Pandangan Zypto: Bingkai “perdagangan agentik” memang baru tetapi pergeseran yang mendasarinya tidak. Mesin sudah memulai pembayaran atas nama manusia selama puluhan tahun, dari penagihan subscription hingga rekonsiliasi pengeluaran otomatis. Yang berubah adalah mesin kini bisa memahami konteks cukup baik untuk membuat pembelian diskresioner, bukan sekadar mengulang transaksi yang sudah diotorisasi sebelumnya.
Yang membuat ini cerita pembayaran, bukan cerita AI, adalah integrasi Visa-nya. Sebuah AI agent dengan token terbitan Visa berbelanja di dalam jalur yang sama seperti pemegang kartu lainnya. Agent tersebut tidak membutuhkan tumpukan infrastruktur terpisah.

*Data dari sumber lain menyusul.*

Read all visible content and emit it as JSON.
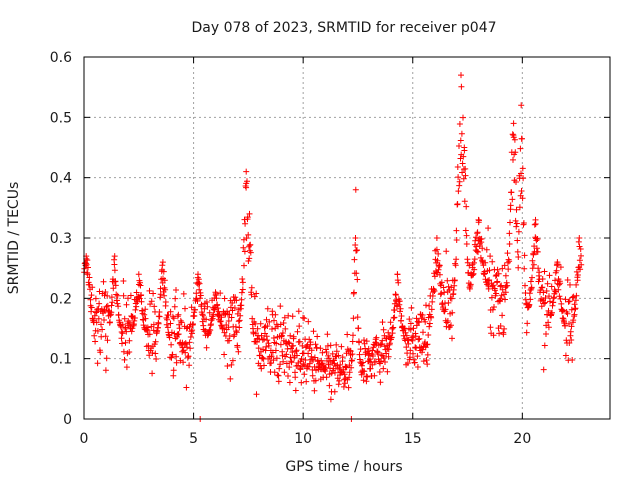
{
  "chart_data": {
    "type": "scatter",
    "title": "Day 078 of 2023, SRMTID for receiver p047",
    "xlabel": "GPS time / hours",
    "ylabel": "SRMTID / TECUs",
    "xlim": [
      0,
      24
    ],
    "ylim": [
      0,
      0.6
    ],
    "xticks": [
      0,
      5,
      10,
      15,
      20
    ],
    "xtick_labels": [
      "0",
      "5",
      "10",
      "15",
      "20"
    ],
    "yticks": [
      0,
      0.1,
      0.2,
      0.3,
      0.4,
      0.5,
      0.6
    ],
    "ytick_labels": [
      "0",
      "0.1",
      "0.2",
      "0.3",
      "0.4",
      "0.5",
      "0.6"
    ],
    "grid": true,
    "marker": "+",
    "series": [
      {
        "name": "SRMTID",
        "color": "#ff0000",
        "points_per_hour": 60,
        "trend": {
          "x": [
            0,
            0.3,
            1,
            2,
            3,
            4,
            5,
            6,
            7,
            8,
            9,
            10,
            11,
            12,
            13,
            14,
            15,
            16,
            17,
            18,
            19,
            20,
            21,
            22,
            22.7
          ],
          "y": [
            0.22,
            0.16,
            0.14,
            0.15,
            0.14,
            0.13,
            0.13,
            0.14,
            0.16,
            0.13,
            0.12,
            0.11,
            0.08,
            0.08,
            0.1,
            0.12,
            0.13,
            0.15,
            0.2,
            0.21,
            0.21,
            0.18,
            0.17,
            0.15,
            0.16
          ]
        },
        "spread": {
          "x": [
            0,
            5,
            7,
            10,
            12,
            14,
            16,
            17,
            20,
            22.7
          ],
          "y": [
            0.06,
            0.06,
            0.07,
            0.05,
            0.04,
            0.04,
            0.05,
            0.08,
            0.07,
            0.06
          ]
        },
        "bursts": [
          {
            "x": 0.1,
            "width": 0.3,
            "peak": 0.27
          },
          {
            "x": 1.4,
            "width": 0.25,
            "peak": 0.27
          },
          {
            "x": 2.5,
            "width": 0.25,
            "peak": 0.24
          },
          {
            "x": 3.6,
            "width": 0.25,
            "peak": 0.26
          },
          {
            "x": 5.2,
            "width": 0.3,
            "peak": 0.24
          },
          {
            "x": 6.0,
            "width": 0.3,
            "peak": 0.21
          },
          {
            "x": 7.4,
            "width": 0.25,
            "peak": 0.41
          },
          {
            "x": 7.55,
            "width": 0.15,
            "peak": 0.34
          },
          {
            "x": 12.4,
            "width": 0.15,
            "peak": 0.38
          },
          {
            "x": 14.3,
            "width": 0.3,
            "peak": 0.24
          },
          {
            "x": 16.1,
            "width": 0.3,
            "peak": 0.3
          },
          {
            "x": 17.2,
            "width": 0.3,
            "peak": 0.57
          },
          {
            "x": 17.35,
            "width": 0.2,
            "peak": 0.45
          },
          {
            "x": 18.0,
            "width": 0.4,
            "peak": 0.33
          },
          {
            "x": 19.6,
            "width": 0.3,
            "peak": 0.49
          },
          {
            "x": 19.95,
            "width": 0.2,
            "peak": 0.52
          },
          {
            "x": 20.6,
            "width": 0.3,
            "peak": 0.33
          },
          {
            "x": 21.6,
            "width": 0.3,
            "peak": 0.26
          },
          {
            "x": 22.6,
            "width": 0.25,
            "peak": 0.3
          }
        ],
        "zero_markers_x": [
          5.3,
          12.2
        ],
        "x_range": [
          0,
          22.7
        ]
      }
    ]
  }
}
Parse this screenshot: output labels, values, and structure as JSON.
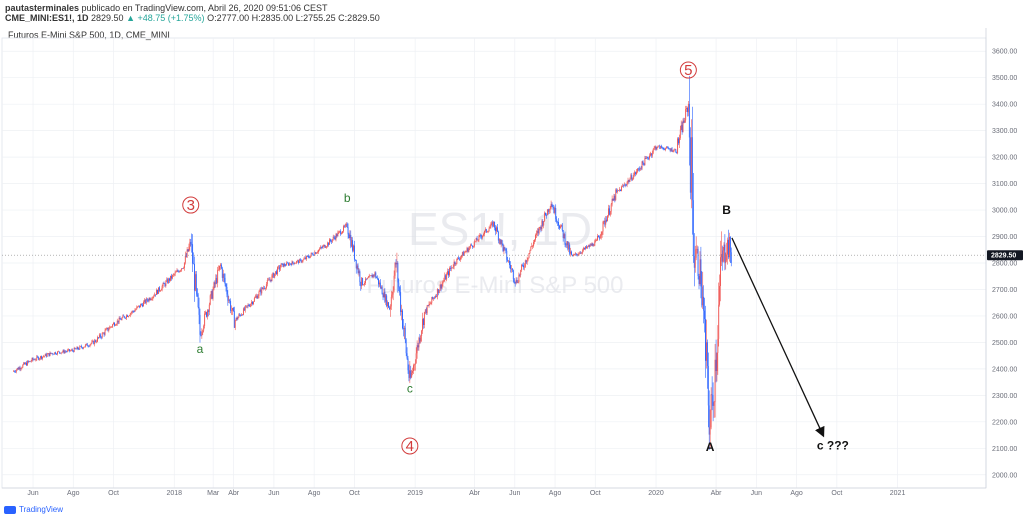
{
  "header": {
    "line1_user": "pautasterminales",
    "line1_rest": "publicado en TradingView.com, Abril 26, 2020 09:51:06 CEST",
    "line2_symbol": "CME_MINI:ES1!, 1D",
    "line2_price": "2829.50",
    "line2_change": "▲ +48.75 (+1.75%)",
    "line2_ohlc": "O:2777.00 H:2835.00 L:2755.25 C:2829.50"
  },
  "plot_title": "Futuros E-Mini S&P 500, 1D, CME_MINI",
  "watermark": {
    "symbol": "ES1!, 1D",
    "name": "Futuros E-Mini S&P 500"
  },
  "footer": {
    "brand": "TradingView"
  },
  "colors": {
    "up": "#ef5350",
    "down": "#2962ff",
    "wave_red": "#d23b3b",
    "wave_green": "#2e7d32",
    "grid": "#eef0f4"
  },
  "chart_data": {
    "type": "candlestick",
    "symbol": "CME_MINI:ES1!",
    "interval": "1D",
    "ylim": [
      1950,
      3650
    ],
    "y_ticks": [
      "3600.00",
      "3500.00",
      "3400.00",
      "3300.00",
      "3200.00",
      "3100.00",
      "3000.00",
      "2900.00",
      "2800.00",
      "2700.00",
      "2600.00",
      "2500.00",
      "2400.00",
      "2300.00",
      "2200.00",
      "2100.00",
      "2000.00"
    ],
    "x_ticks": [
      "Jun",
      "Ago",
      "Oct",
      "2018",
      "Mar",
      "Abr",
      "Jun",
      "Ago",
      "Oct",
      "2019",
      "Abr",
      "Jun",
      "Ago",
      "Oct",
      "2020",
      "Abr",
      "Jun",
      "Ago",
      "Oct",
      "2021"
    ],
    "last_price_label": "2829.50",
    "last_price": 2829.5,
    "price_path": [
      [
        "2017-05-01",
        2390
      ],
      [
        "2017-06-01",
        2435
      ],
      [
        "2017-07-01",
        2460
      ],
      [
        "2017-08-01",
        2470
      ],
      [
        "2017-09-01",
        2500
      ],
      [
        "2017-10-01",
        2570
      ],
      [
        "2017-11-01",
        2620
      ],
      [
        "2017-12-01",
        2680
      ],
      [
        "2018-01-15",
        2790
      ],
      [
        "2018-01-26",
        2878
      ],
      [
        "2018-02-09",
        2532
      ],
      [
        "2018-03-12",
        2790
      ],
      [
        "2018-04-02",
        2580
      ],
      [
        "2018-05-01",
        2660
      ],
      [
        "2018-06-12",
        2790
      ],
      [
        "2018-07-15",
        2810
      ],
      [
        "2018-08-20",
        2870
      ],
      [
        "2018-09-20",
        2942
      ],
      [
        "2018-10-12",
        2720
      ],
      [
        "2018-11-01",
        2760
      ],
      [
        "2018-11-23",
        2630
      ],
      [
        "2018-12-03",
        2800
      ],
      [
        "2018-12-24",
        2346
      ],
      [
        "2019-01-15",
        2610
      ],
      [
        "2019-03-01",
        2800
      ],
      [
        "2019-04-30",
        2950
      ],
      [
        "2019-06-03",
        2728
      ],
      [
        "2019-07-26",
        3030
      ],
      [
        "2019-08-26",
        2822
      ],
      [
        "2019-10-03",
        2880
      ],
      [
        "2019-11-01",
        3060
      ],
      [
        "2019-12-01",
        3140
      ],
      [
        "2020-01-01",
        3240
      ],
      [
        "2020-01-31",
        3225
      ],
      [
        "2020-02-19",
        3397
      ],
      [
        "2020-02-28",
        2855
      ],
      [
        "2020-03-09",
        2750
      ],
      [
        "2020-03-16",
        2450
      ],
      [
        "2020-03-23",
        2174
      ],
      [
        "2020-04-01",
        2470
      ],
      [
        "2020-04-09",
        2790
      ],
      [
        "2020-04-17",
        2875
      ],
      [
        "2020-04-24",
        2829.5
      ]
    ],
    "annotations": [
      {
        "label": "3",
        "style": "circled",
        "date": "2018-01-26",
        "price": 3000,
        "color": "#d23b3b"
      },
      {
        "label": "a",
        "date": "2018-02-09",
        "price": 2460,
        "color": "#2e7d32"
      },
      {
        "label": "b",
        "date": "2018-09-20",
        "price": 3030,
        "color": "#2e7d32"
      },
      {
        "label": "c",
        "date": "2018-12-24",
        "price": 2310,
        "color": "#2e7d32"
      },
      {
        "label": "4",
        "style": "circled",
        "date": "2018-12-24",
        "price": 2090,
        "color": "#d23b3b"
      },
      {
        "label": "5",
        "style": "circled",
        "date": "2020-02-19",
        "price": 3510,
        "color": "#d23b3b"
      },
      {
        "label": "B",
        "date": "2020-04-17",
        "price": 2985,
        "color": "#111111"
      },
      {
        "label": "A",
        "date": "2020-03-23",
        "price": 2090,
        "color": "#111111"
      },
      {
        "label": "c ???",
        "date": "2020-09-25",
        "price": 2095,
        "color": "#111111"
      }
    ],
    "arrow": {
      "from": {
        "date": "2020-04-25",
        "price": 2895
      },
      "to": {
        "date": "2020-09-10",
        "price": 2150
      }
    }
  }
}
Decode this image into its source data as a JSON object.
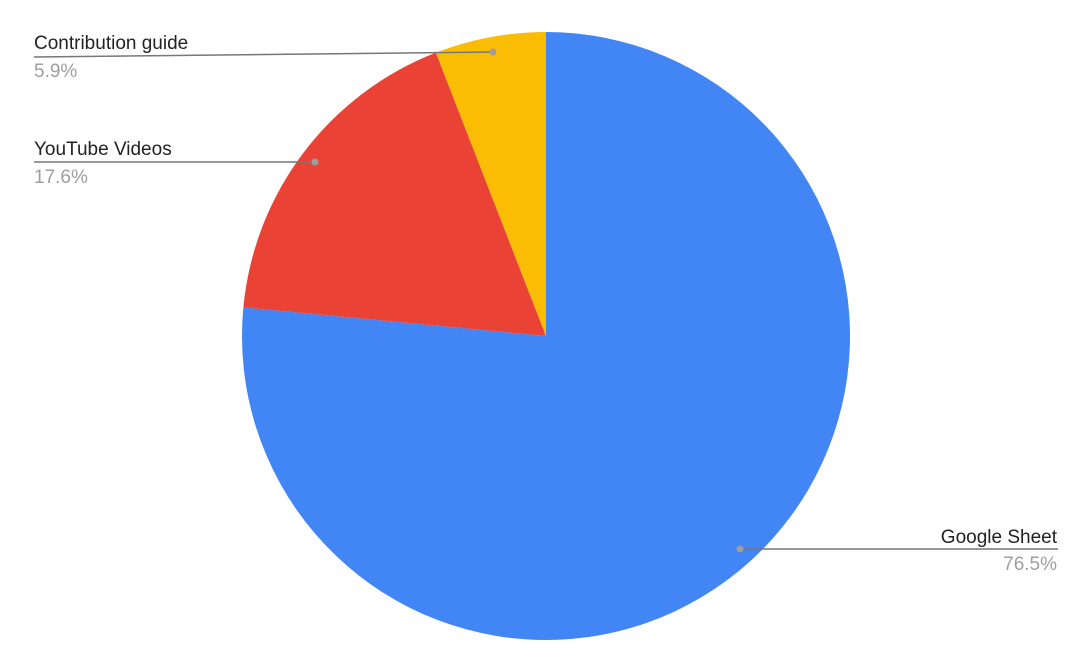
{
  "chart_data": {
    "type": "pie",
    "title": "",
    "start_angle": "12 o'clock, clockwise",
    "slices": [
      {
        "label": "Google Sheet",
        "value": 76.5,
        "display": "76.5%",
        "color": "#4285F4"
      },
      {
        "label": "YouTube Videos",
        "value": 17.6,
        "display": "17.6%",
        "color": "#EA4335"
      },
      {
        "label": "Contribution guide",
        "value": 5.9,
        "display": "5.9%",
        "color": "#FBBC04"
      }
    ],
    "legend": "none (leader-line labels)",
    "leader_line_color": "#9e9e9e"
  }
}
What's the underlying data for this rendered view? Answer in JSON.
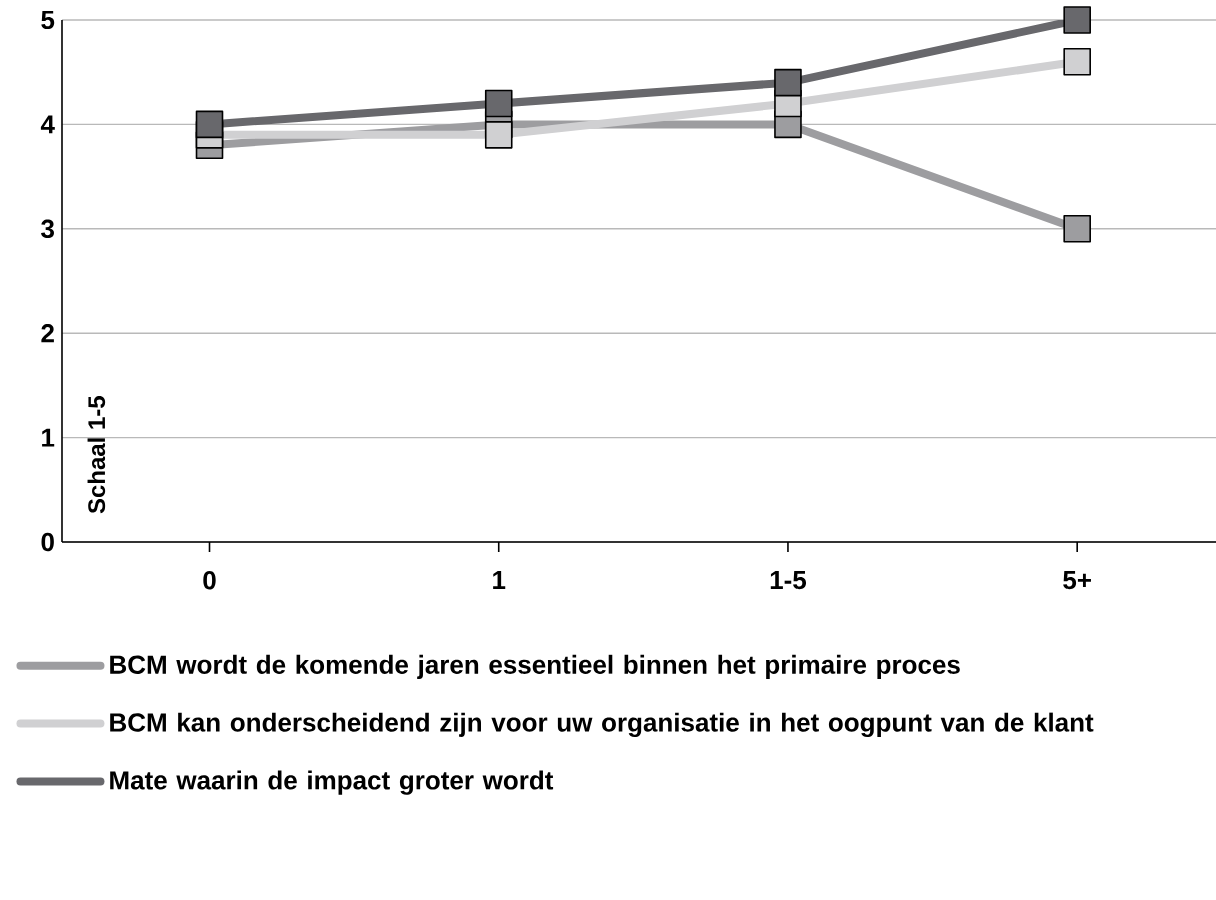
{
  "chart_data": {
    "type": "line",
    "ylabel": "Schaal 1-5",
    "categories": [
      "0",
      "1",
      "1-5",
      "5+"
    ],
    "ylim": [
      0,
      5
    ],
    "yticks": [
      0,
      1,
      2,
      3,
      4,
      5
    ],
    "grid": "y",
    "legend": "bottom",
    "marker": "square",
    "line_style": "solid",
    "series": [
      {
        "name": "BCM wordt de komende jaren essentieel binnen het primaire proces",
        "color": "#9d9da0",
        "values": [
          3.8,
          4.0,
          4.0,
          3.0
        ]
      },
      {
        "name": "BCM kan onderscheidend zijn voor uw organisatie in het oogpunt van de klant",
        "color": "#d0d0d2",
        "values": [
          3.9,
          3.9,
          4.2,
          4.6
        ]
      },
      {
        "name": "Mate waarin de impact groter wordt",
        "color": "#68686c",
        "values": [
          4.0,
          4.2,
          4.4,
          5.0
        ]
      }
    ]
  }
}
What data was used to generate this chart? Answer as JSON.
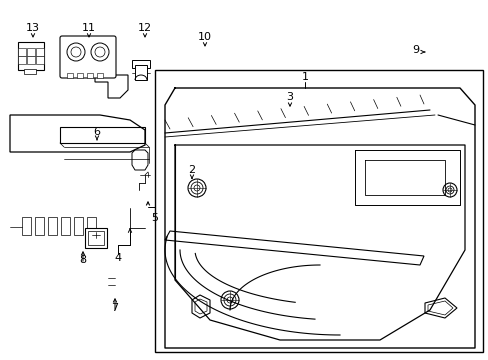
{
  "bg": "#ffffff",
  "lc": "#000000",
  "fig_w": 4.89,
  "fig_h": 3.6,
  "dpi": 100
}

Itu adalah normalisasi yang diam-diam, dan kebetulan juga menguntungkan infrastruktur pembayaran kripto: jika AI agent menjadi pembayar yang signifikan, mereka akan beralih ke jalur yang paling terprogram yang tersedia. Stablecoin dan protokol pembayaran onchain lebih terprogram dibanding jaringan kartu tradisional menurut desainnya.
Dampak jangka pendeknya adalah Zypto Premium Visa Cards dan lapisan belanja Zypto App berada dalam ekosistem tempat perdagangan yang dimulai oleh agent menjadi bagian dari gambarannya. Dampak jangka panjangnya adalah jalur pembayaran yang paling cocok untuk penggunaan agent akan menarik volume paling besar. Itu persaingan yang layak diperhatikan.
Sumber: CoinDesk
Poin-Poin Penting
- Penyusunan aturan GENIUS Act sedang terisi dengan cepat. Dua hasil utama tiba dalam 48 jam: kewajiban KYC bagi penerbit dan sebuah dana cadangan Fidelity yang memberi penerbit tersebut tempat yang patuh untuk memarkir dukungannya. Kerangka bagi pasar pembayaran stablecoin yang teregulasi secara berarti jauh lebih lengkap minggu ini dibanding minggu lalu.
- Stablecoin meluas melampaui dolar. SEKAU yang bergabung dengan EURAU dan CHFAU di bawah MiCA berarti lapisan stablecoin non-dolar yang teregulasi kini nyata dan multi-chain. Era infrastruktur stablecoin yang hanya berbasis dolar sedang berakhir.
- Pembayaran Bitcoin sedang terbagi menjadi dua model: sistem konversi-saat-pengisian/checkout untuk merchant yang menginginkan mata uang lokal, dan sistem penyelesaian native seperti GoBTC Pay untuk merchant yang ingin mengumpulkan asetnya. Kedua pasar ini sama-sama ada; tidak ada yang salah.
- AI agent dengan kredensial pembayaran sedang bergerak dari prototipe ke produksi. Implikasi jangka panjangnya adalah jalur pembayaran yang terprogram akan menarik lebih banyak volume agent dibanding jaringan kartu tradisional. Infrastruktur onchain memiliki keunggulan struktural di sini.
- Benang merahnya: aset digital sedang menjadi infrastruktur belanja, bukan hanya penyimpan nilai. Kerja di level regulasi, institusional, dan protokol minggu ini semuanya menunjuk ke arah yang sama.